Niece, doctor try to clear name of ‘Black Sox’ Buck Weaver

March 5, 2004


CHICAGO (AP) – For years, George (Buck) Weaver tried to get reinstated to baseball following a scandal in which Chicago White Sox players agreed to throw the 1919 World Series against the Cincinnati Reds.

Now, nearly 50 years after his death, Weaver’s niece is leading the effort to clear his name. “It’s time to be fair and give the man his due,” Patricia Anderson said about the man she considered her surrogate father. “I feel he got such a raw deal.” Weaver, who grew up in Pennsylvania, made his major league debut with the White Sox in 1912. He became one of the most popular players on the South Side, known for his smile and the dirty uniform that accompanied his energetic play.

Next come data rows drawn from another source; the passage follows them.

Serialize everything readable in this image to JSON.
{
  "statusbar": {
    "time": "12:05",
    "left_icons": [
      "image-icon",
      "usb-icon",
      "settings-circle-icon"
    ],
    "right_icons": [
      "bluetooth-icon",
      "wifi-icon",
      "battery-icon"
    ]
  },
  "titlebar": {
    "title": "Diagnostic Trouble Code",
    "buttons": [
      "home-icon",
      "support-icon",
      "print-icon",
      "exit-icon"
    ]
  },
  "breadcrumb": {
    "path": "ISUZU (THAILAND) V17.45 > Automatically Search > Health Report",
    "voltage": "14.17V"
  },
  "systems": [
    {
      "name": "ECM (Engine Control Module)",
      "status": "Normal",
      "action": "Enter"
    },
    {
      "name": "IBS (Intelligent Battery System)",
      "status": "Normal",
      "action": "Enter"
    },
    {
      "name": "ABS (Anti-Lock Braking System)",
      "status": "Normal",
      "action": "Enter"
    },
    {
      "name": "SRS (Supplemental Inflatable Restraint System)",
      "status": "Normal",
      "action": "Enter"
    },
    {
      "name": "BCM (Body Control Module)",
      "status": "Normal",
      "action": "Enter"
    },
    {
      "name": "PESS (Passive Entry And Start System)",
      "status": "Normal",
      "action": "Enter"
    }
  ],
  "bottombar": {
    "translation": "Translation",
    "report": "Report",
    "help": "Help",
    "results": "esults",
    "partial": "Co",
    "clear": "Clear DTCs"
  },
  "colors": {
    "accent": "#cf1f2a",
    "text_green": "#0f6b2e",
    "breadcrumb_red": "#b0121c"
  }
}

In the 1919 World Series, he batted .324 with no errors at third base.

The gambling scandal wasn’t exposed until almost a year after the Series. Then in 1921, commissioner Kenesaw Mountain Landis banned eight White Sox players, including Weaver, from baseball although a jury acquitted them.

“No player who entertains proposals or promises to throw a game, no player who sits in conference with a bunch of crooked players and gamblers where the ways and means of throwing games are discussed and does not promptly tell the club about it will ever play professional baseball,” Landis said.

Anderson, her sister and cousin started pushing for Weaver’s reinstatement in the 1970s. The campaign got a renewed boost last year when a devoted baseball fan, David Fletcher, bankrolled an Internet site – – and the hiring of a public relations firm.

Supporters of the “Clear Buck” campaign – who include Eliot Asinof, author of Eight Men Out, a book about the scandal – say he was guilty only of hearing about the scheme and not speaking out.

“He kept his integrity and character and refused to rat on his teammates. He was true to his teammates – that’s what he was guilty of,” said Fletcher, an occupational medicine specialist and professor at the University of Illinois. “And he didn’t think they were going to go through with the plot.”

In addition to sending baseball commissioner Bud Selig 10,000 signatures on petitions calling for Weaver’s reinstatement, the “Clear Buck” campaign pitched its cause at the all-star game, Cubs and White Sox fan festivals, an event at the Hall of Fame and the winter baseball meetings in New Orleans.

Anderson, now a 77-year-old retiree living in Kimberling City, Mo., worries that the way Pete Rose has handled his efforts to get reinstated could hurt her uncle’s cause.

She believes Weaver’s case should be considered along with that of (Shoeless) Joe Jackson, who led all hitters in the 1919 World Series with a .375 average. Supporters say Jackson tried to return the money.

“They certainly didn’t do anything that would hurt baseball,” Anderson said.

Weaver and his wife took Anderson, her older sister and the girls’ mother into their Chicago home after their father died in 1931. Anderson was only four.

It was the Depression, and Weaver took whatever jobs he could to support the

“Years later, I thought he worked so hard to raise what he considered his family. And I don’t suppose we ever could have been grateful enough for what he did for us,” Anderson said.

Anderson said her uncle never talked to her about his banishment from baseball as a member of the infamous Black Sox. He taught her and her sister how to catch and throw, and he gave baseball tips to neighbourhood boys.

After he died in 1956 at age 65, Anderson heard from Weaver’s widow, her aunt, how much he had missed the game.

According to Fletcher, Weaver continually pushed for reinstatement – as soon as one year after he was banned and as late as 1953. He wanted to manage a team or serve as a scout, but Landis and his successor as commissioner, Albert “Happy” Chandler, turned him down.

“Landis wanted me to tell him something that I didn’t know,” Weaver said in a 1954 interview with author James T. Farrell. “I didn’t have any evidence.”

Whether the “Clear Buck” campaign has any hope of getting Weaver reinstated isn’t clear. He isn’t eligible for the Hall of Fame because he only played nine seasons – one short of the requirement.

“He never gave up the fight, which is why it’s good that other people have taken up the fight for him,” said Gabriel Schechter, a research associate in the library of the National Baseball Hall of Fame. “It would just be speculation on whether anything will happen with it.”

Selig did not answer repeated requests for comment by The Associated Press for this story. But last month, he sent Fletcher a letter.

“As you know this is a very sensitive matter that none of my predecessors have seen fit to overturn,” Selig wrote, “but certainly at the very least we ought to thoroughly review it, and that’s what we are doing.”

Jerome Holtzman, the official historian for Major League Baseball, said of the more than a dozen players who have been banned from baseball, he considers Weaver the only one who “has a chance to be reinstated, or at least should be considered for reinstatement.”